Industrial design and ubiquitous computing

Are designers ready for ubiquitous computing?: a formative study is a very interesting short paper by Sara Ljungblad, Tobias Skog and Lalya Gaye that deals with the challenges industrial designers will face with ubiquitous technologies. The paper report a workshop they ran with designers, in which they presented their ubicomp prototyping platform and collected people's impressions. Although it's hard to generalize, what is relevant here is to look at what they learn in this context:

"A Designer is not A Researcher: The designers tended to have a goal-oriented, problem-solving approach to the context-aware technology, rather than the more exploratory approach that is common in research. The idea of developing applications for already existing objects by augmenting them post-hoc was not considered very appealing. (...) We feel that there is a significant difference between researchers and product designers when approaching context-aware technology.

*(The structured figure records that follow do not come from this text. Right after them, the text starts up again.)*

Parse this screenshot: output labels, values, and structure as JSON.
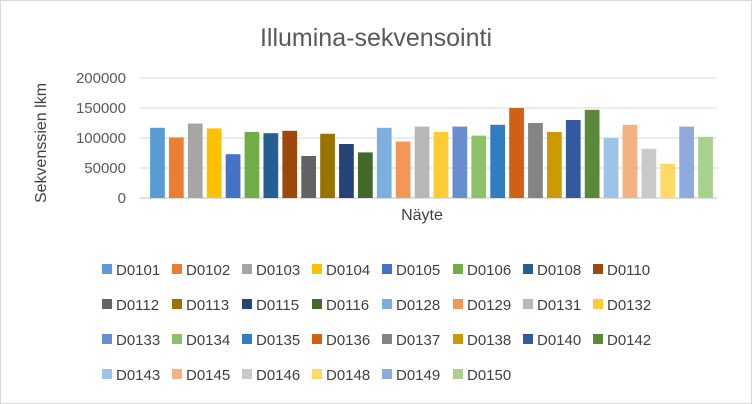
{
  "chart_data": {
    "type": "bar",
    "title": "Illumina-sekvensointi",
    "xlabel": "Näyte",
    "ylabel": "Sekvenssien lkm",
    "ylim": [
      0,
      200000
    ],
    "yticks": [
      "200000",
      "150000",
      "100000",
      "50000",
      "0"
    ],
    "grid": true,
    "legend_position": "bottom",
    "series": [
      {
        "name": "D0101",
        "value": 117000,
        "color": "#5b9bd5"
      },
      {
        "name": "D0102",
        "value": 101000,
        "color": "#ed7d31"
      },
      {
        "name": "D0103",
        "value": 124000,
        "color": "#a5a5a5"
      },
      {
        "name": "D0104",
        "value": 116000,
        "color": "#ffc000"
      },
      {
        "name": "D0105",
        "value": 73000,
        "color": "#4472c4"
      },
      {
        "name": "D0106",
        "value": 110000,
        "color": "#70ad47"
      },
      {
        "name": "D0108",
        "value": 108000,
        "color": "#255e91"
      },
      {
        "name": "D0110",
        "value": 112000,
        "color": "#9e480e"
      },
      {
        "name": "D0112",
        "value": 70000,
        "color": "#636363"
      },
      {
        "name": "D0113",
        "value": 107000,
        "color": "#997300"
      },
      {
        "name": "D0115",
        "value": 90000,
        "color": "#264478"
      },
      {
        "name": "D0116",
        "value": 76000,
        "color": "#43682b"
      },
      {
        "name": "D0128",
        "value": 117000,
        "color": "#7cafdd"
      },
      {
        "name": "D0129",
        "value": 94000,
        "color": "#f1975a"
      },
      {
        "name": "D0131",
        "value": 119000,
        "color": "#b7b7b7"
      },
      {
        "name": "D0132",
        "value": 110000,
        "color": "#ffcd33"
      },
      {
        "name": "D0133",
        "value": 119000,
        "color": "#698ed0"
      },
      {
        "name": "D0134",
        "value": 104000,
        "color": "#8cc168"
      },
      {
        "name": "D0135",
        "value": 122000,
        "color": "#327dc2"
      },
      {
        "name": "D0136",
        "value": 150000,
        "color": "#d26012"
      },
      {
        "name": "D0137",
        "value": 125000,
        "color": "#848484"
      },
      {
        "name": "D0138",
        "value": 110000,
        "color": "#cc9a00"
      },
      {
        "name": "D0140",
        "value": 130000,
        "color": "#335aa1"
      },
      {
        "name": "D0142",
        "value": 147000,
        "color": "#5a8a39"
      },
      {
        "name": "D0143",
        "value": 100000,
        "color": "#9dc3e6"
      },
      {
        "name": "D0145",
        "value": 122000,
        "color": "#f4b183"
      },
      {
        "name": "D0146",
        "value": 82000,
        "color": "#c9c9c9"
      },
      {
        "name": "D0148",
        "value": 57000,
        "color": "#ffd966"
      },
      {
        "name": "D0149",
        "value": 119000,
        "color": "#8faadc"
      },
      {
        "name": "D0150",
        "value": 102000,
        "color": "#a9d18e"
      }
    ]
  }
}
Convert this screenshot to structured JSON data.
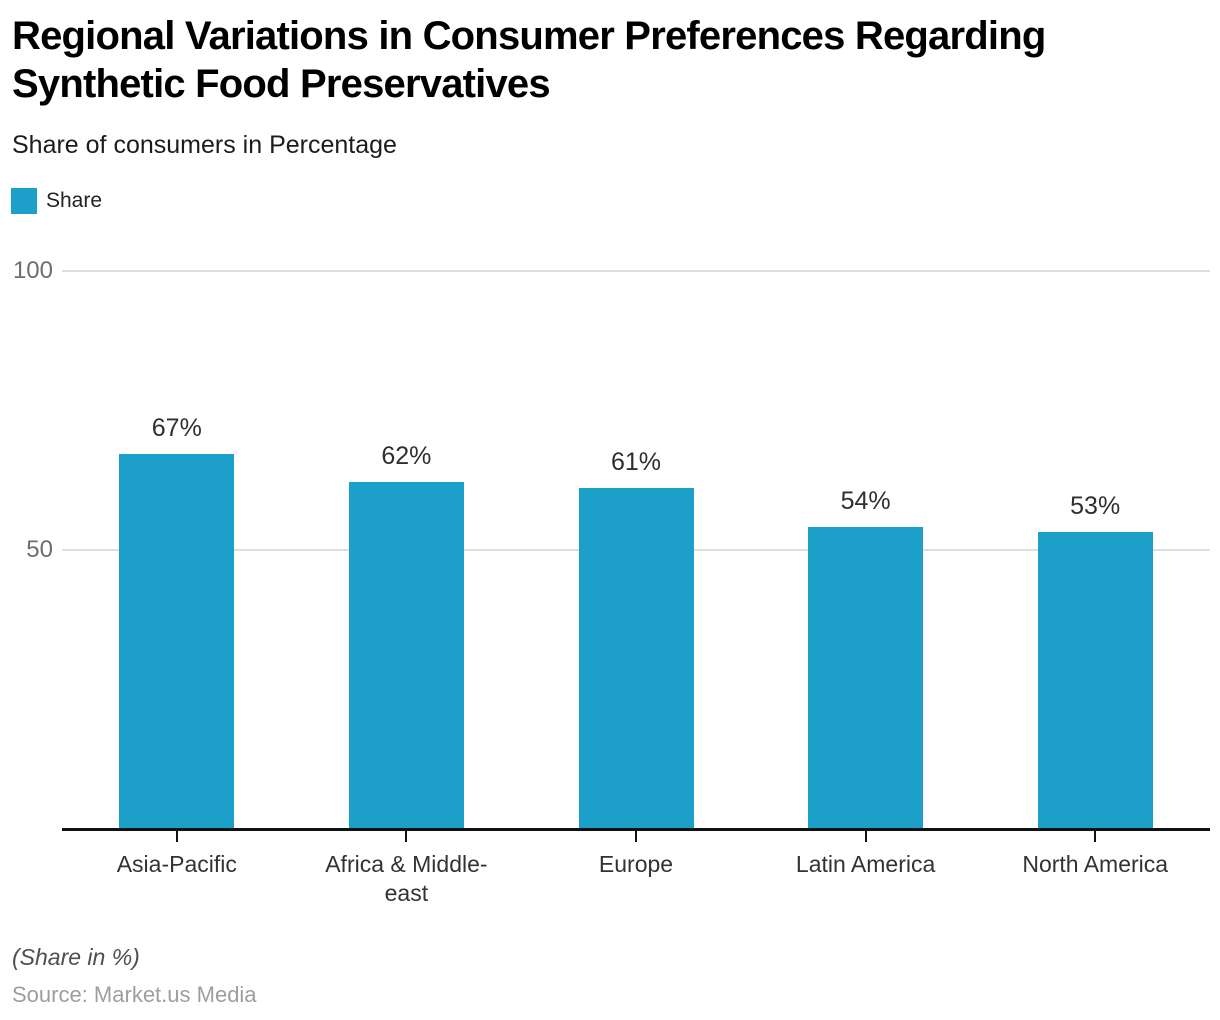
{
  "header": {
    "title": "Regional Variations in Consumer Preferences Regarding Synthetic Food Preservatives",
    "subtitle": "Share of consumers in Percentage"
  },
  "legend": {
    "label": "Share",
    "color": "#1CA0C9"
  },
  "chart_data": {
    "type": "bar",
    "title": "Regional Variations in Consumer Preferences Regarding Synthetic Food Preservatives",
    "subtitle": "Share of consumers in Percentage",
    "series_name": "Share",
    "categories": [
      "Asia-Pacific",
      "Africa & Middle-east",
      "Europe",
      "Latin America",
      "North America"
    ],
    "values": [
      67,
      62,
      61,
      54,
      53
    ],
    "value_labels": [
      "67%",
      "62%",
      "61%",
      "54%",
      "53%"
    ],
    "bar_color": "#1CA0C9",
    "ylabel": "Share of consumers in Percentage",
    "xlabel": "",
    "ylim": [
      0,
      100
    ],
    "yticks": [
      50,
      100
    ],
    "grid": "horizontal gridlines at 50 and 100",
    "legend_position": "top-left",
    "value_label_position": "above bars"
  },
  "footer": {
    "note": "(Share in %)",
    "source": "Source: Market.us Media"
  }
}
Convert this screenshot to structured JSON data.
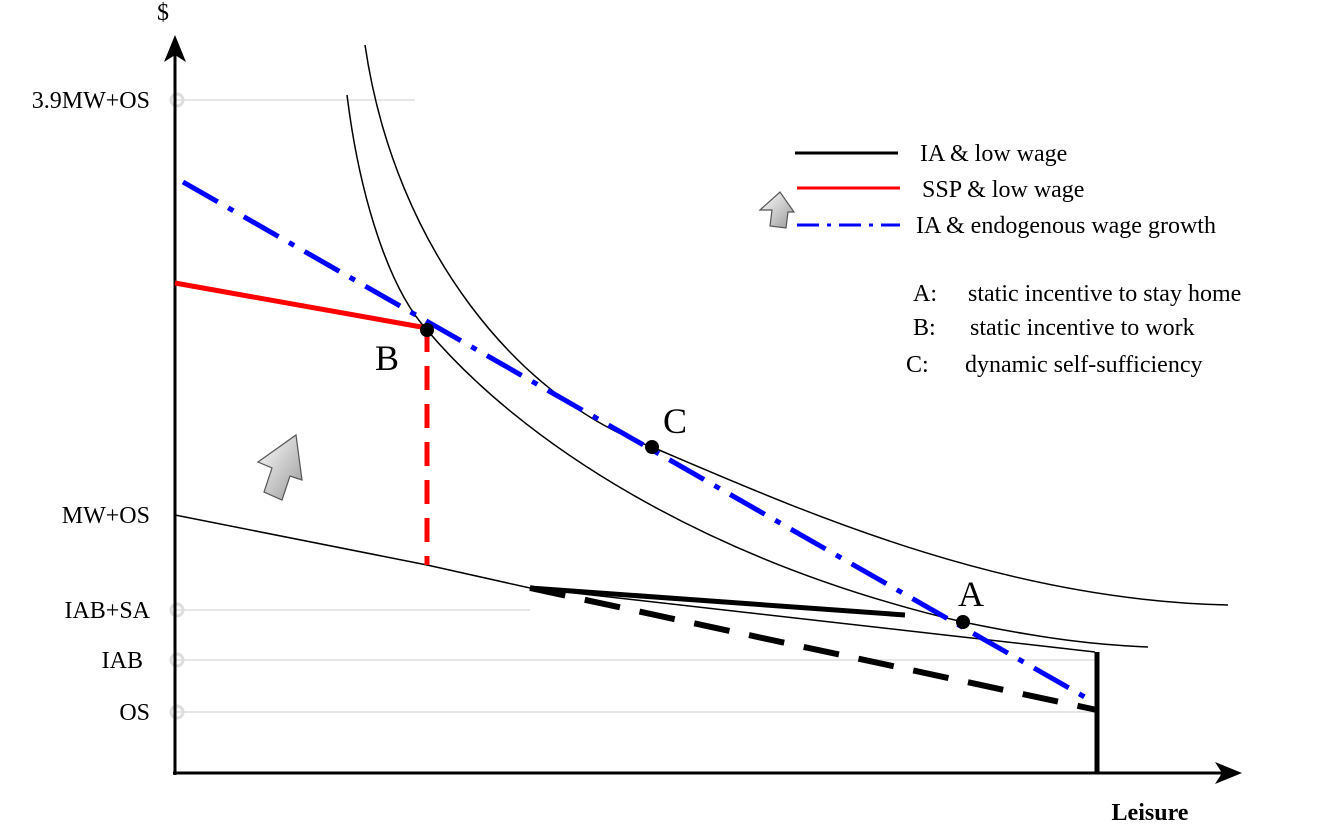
{
  "axes": {
    "y_label": "$",
    "x_label": "Leisure",
    "y_ticks": [
      "3.9MW+OS",
      "MW+OS",
      "IAB+SA",
      "IAB",
      "OS"
    ]
  },
  "points": [
    "B",
    "C",
    "A"
  ],
  "legend": [
    "IA & low wage",
    "SSP & low wage",
    "IA & endogenous wage growth"
  ],
  "notes": [
    {
      "key": "A:",
      "text": "static incentive to stay home"
    },
    {
      "key": "B:",
      "text": "static incentive to work"
    },
    {
      "key": "C:",
      "text": "dynamic self-sufficiency"
    }
  ]
}
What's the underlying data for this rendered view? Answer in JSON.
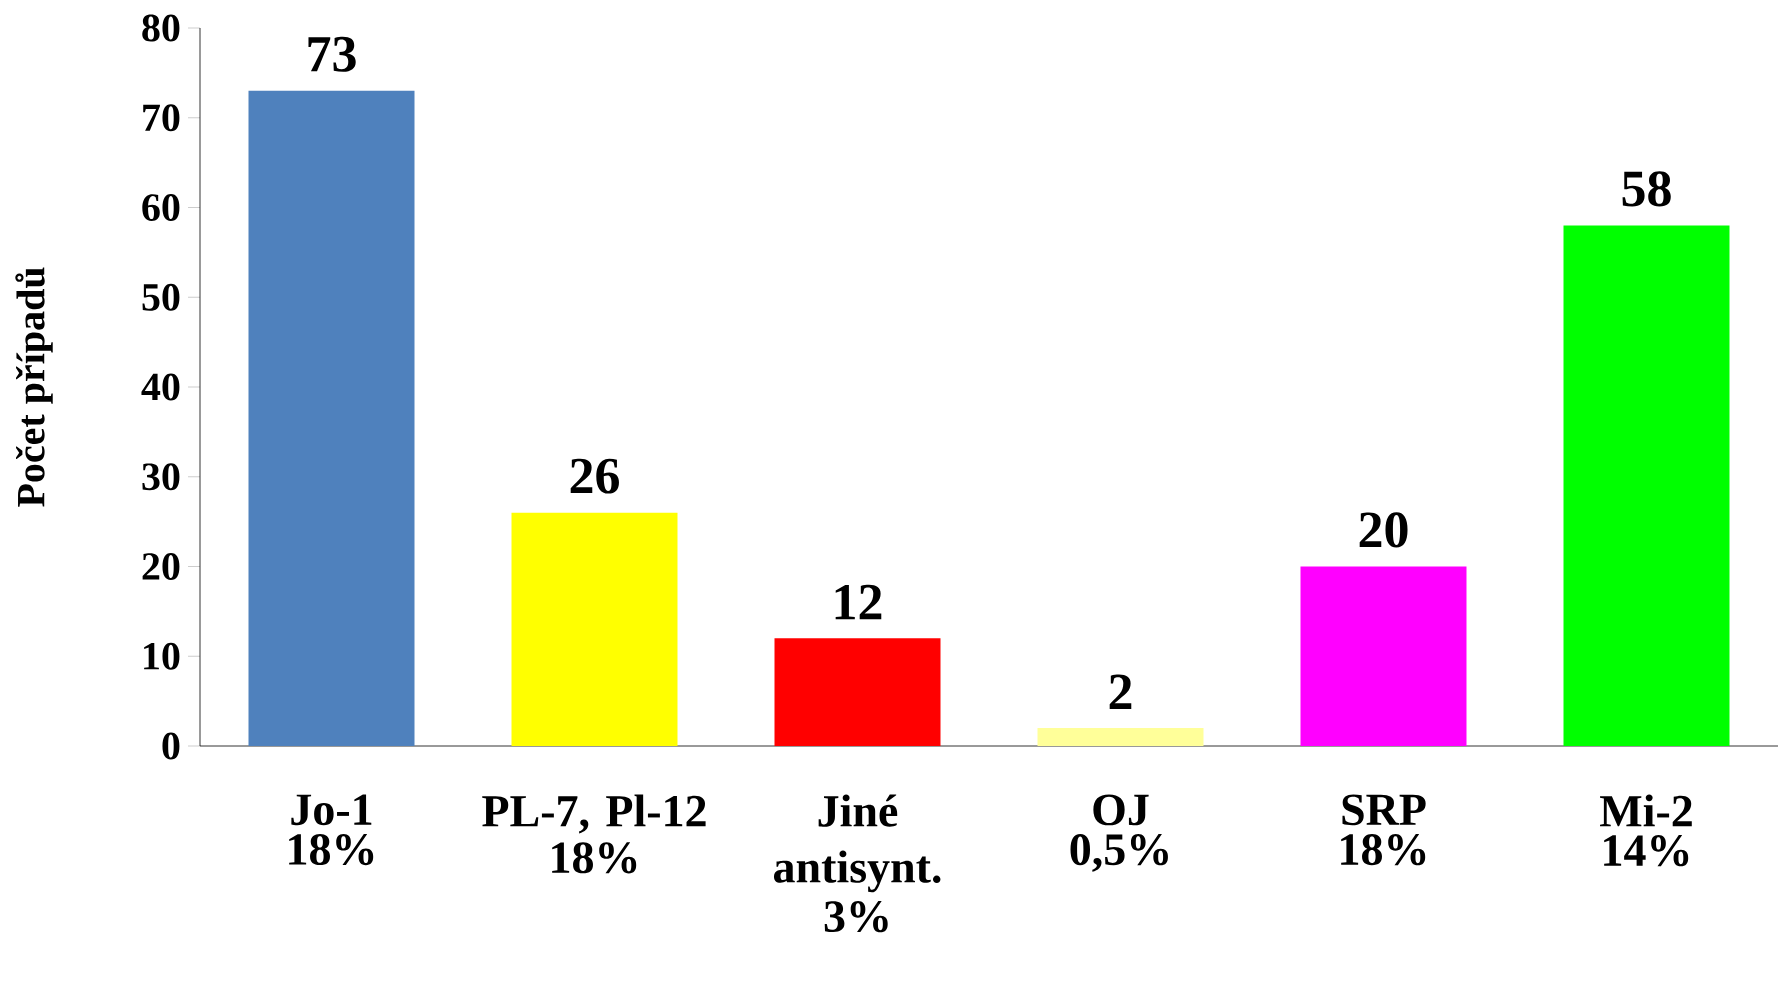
{
  "chart_data": {
    "type": "bar",
    "ylabel": "Počet případů",
    "categories": [
      "Jo-1",
      "PL-7, Pl-12",
      "Jiné antisynt.",
      "OJ",
      "SRP",
      "Mi-2"
    ],
    "values": [
      73,
      26,
      12,
      2,
      20,
      58
    ],
    "colors": [
      "#4f81bd",
      "#ffff00",
      "#ff0000",
      "#ffff99",
      "#ff00ff",
      "#00ff00"
    ],
    "annotations": [
      "18%",
      "18%",
      "3%",
      "0,5%",
      "18%",
      "14%"
    ],
    "ylim": [
      0,
      80
    ],
    "yticks": [
      0,
      10,
      20,
      30,
      40,
      50,
      60,
      70,
      80
    ],
    "data_labels": true,
    "grid": false
  }
}
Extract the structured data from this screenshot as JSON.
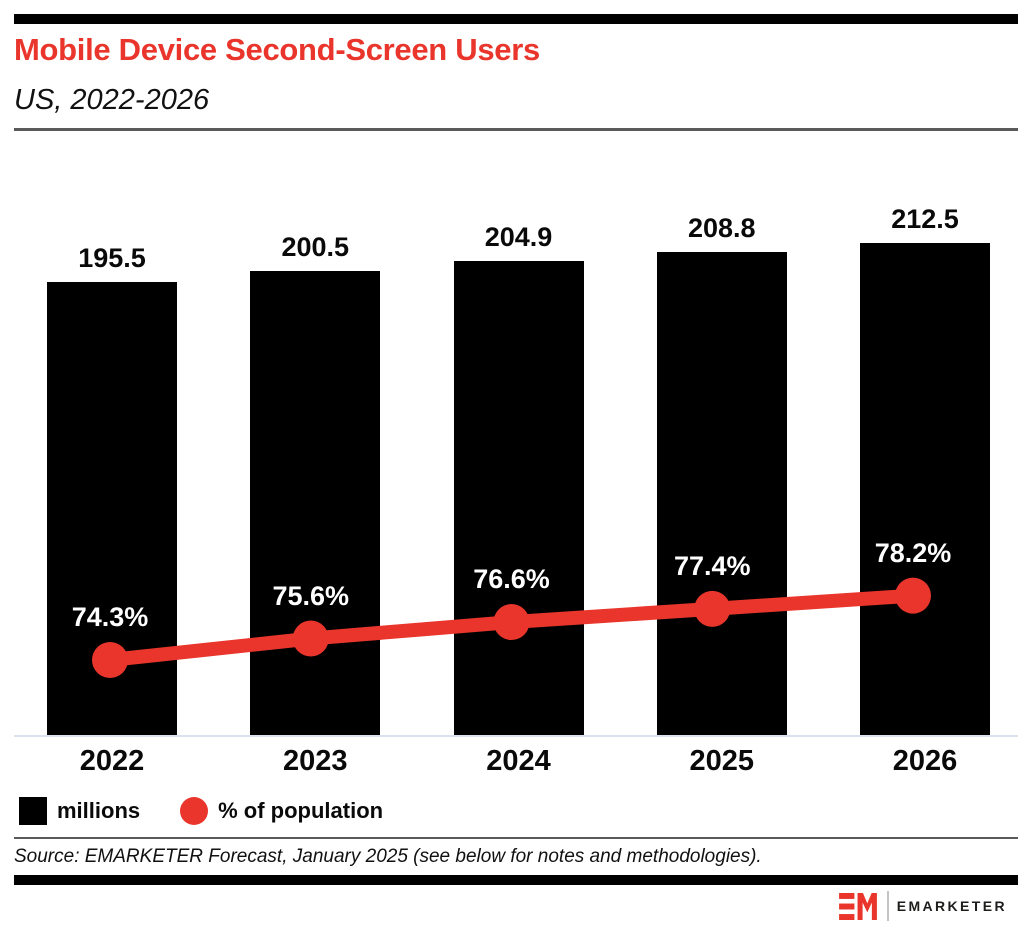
{
  "header": {
    "title": "Mobile Device Second-Screen Users",
    "subtitle": "US, 2022-2026"
  },
  "chart_data": {
    "type": "combo-bar-line",
    "categories": [
      "2022",
      "2023",
      "2024",
      "2025",
      "2026"
    ],
    "series": [
      {
        "name": "millions",
        "type": "bar",
        "color": "#000000",
        "values": [
          195.5,
          200.5,
          204.9,
          208.8,
          212.5
        ],
        "labels": [
          "195.5",
          "200.5",
          "204.9",
          "208.8",
          "212.5"
        ]
      },
      {
        "name": "% of population",
        "type": "line",
        "color": "#e9352b",
        "values": [
          74.3,
          75.6,
          76.6,
          77.4,
          78.2
        ],
        "labels": [
          "74.3%",
          "75.6%",
          "76.6%",
          "77.4%",
          "78.2%"
        ]
      }
    ],
    "title": "Mobile Device Second-Screen Users",
    "subtitle": "US, 2022-2026",
    "xlabel": "",
    "ylabel": "",
    "bar_axis_min": 0,
    "grid": false,
    "value_labels": "above bars and above line points",
    "legend_position": "bottom-left"
  },
  "colors": {
    "accent_red": "#e9352b",
    "bar_black": "#000000",
    "axis_line": "#d9e3ee",
    "rule_gray": "#5a5a5a"
  },
  "footer": {
    "source": "Source: EMARKETER Forecast, January 2025 (see below for notes and methodologies)."
  },
  "logo": {
    "monogram": "EM",
    "wordmark": "EMARKETER"
  }
}
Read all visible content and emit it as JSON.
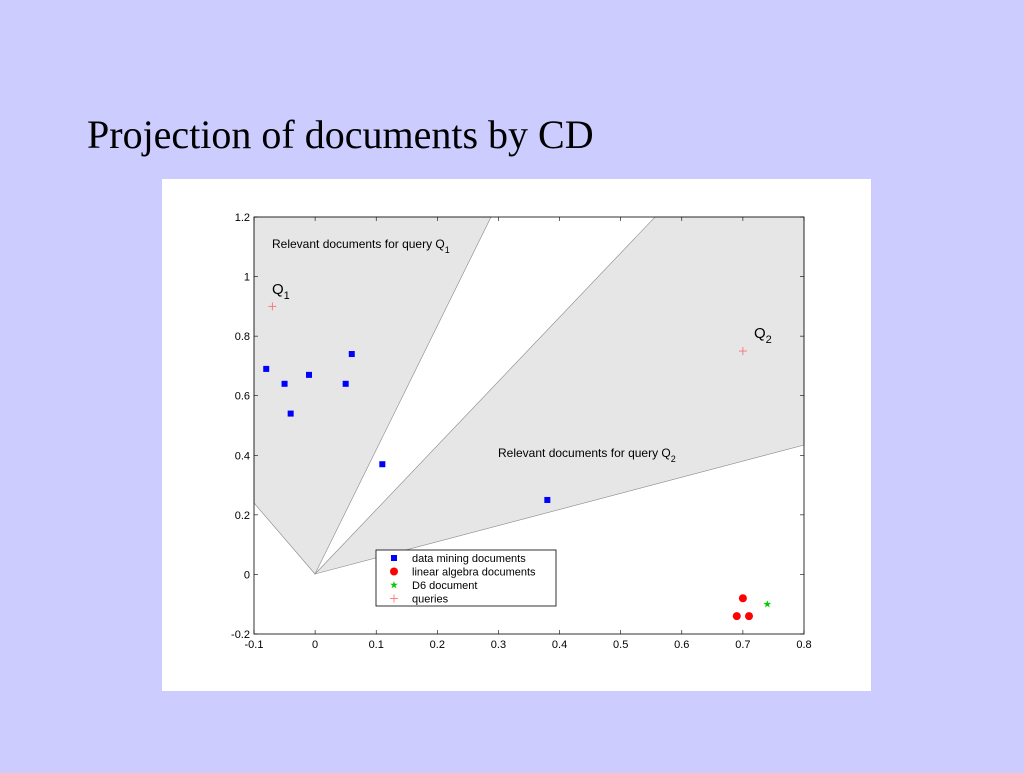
{
  "slide_title": "Projection of documents by CD",
  "chart_data": {
    "type": "scatter",
    "xlim": [
      -0.1,
      0.8
    ],
    "ylim": [
      -0.2,
      1.2
    ],
    "xticks": [
      -0.1,
      0,
      0.1,
      0.2,
      0.3,
      0.4,
      0.5,
      0.6,
      0.7,
      0.8
    ],
    "yticks": [
      -0.2,
      0,
      0.2,
      0.4,
      0.6,
      0.8,
      1,
      1.2
    ],
    "grid": false,
    "legend": "bottom-center",
    "annotations": [
      {
        "text": "Relevant documents for query Q",
        "subscript": "1"
      },
      {
        "text": "Q",
        "subscript": "1"
      },
      {
        "text": "Q",
        "subscript": "2"
      },
      {
        "text": "Relevant documents for query Q",
        "subscript": "2"
      }
    ],
    "series": [
      {
        "name": "data mining documents",
        "color": "#0000ff",
        "marker": "square",
        "x": [
          -0.08,
          -0.05,
          -0.04,
          -0.01,
          0.06,
          0.05,
          0.11,
          0.38
        ],
        "values": [
          0.69,
          0.64,
          0.54,
          0.67,
          0.74,
          0.64,
          0.37,
          0.25
        ]
      },
      {
        "name": "linear algebra documents",
        "color": "#ff0000",
        "marker": "circle",
        "x": [
          0.7,
          0.69,
          0.71
        ],
        "values": [
          -0.08,
          -0.14,
          -0.14
        ]
      },
      {
        "name": "D6 document",
        "color": "#00cc00",
        "marker": "star",
        "x": [
          0.74
        ],
        "values": [
          -0.1
        ]
      },
      {
        "name": "queries",
        "color": "#ff6666",
        "marker": "plus",
        "x": [
          -0.07,
          0.7
        ],
        "values": [
          0.9,
          0.75
        ]
      }
    ]
  }
}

The designers were interested, but viewed Smart-Its as a collection of sensors belonging to an end-product, rather than something that could be used as a material during the design process, to explore and learn about “smart” products. This suggests that these designers were only interested in a conceptual understanding of the technology, not a hands-on understanding of it. The question is whether such conceptual knowledge really is enough when designing “smart” products."

Why do I blog this? because this sort of issues is very common and interesting to investigate. Of course this is very contextualized to their platform but there are interesting elements here.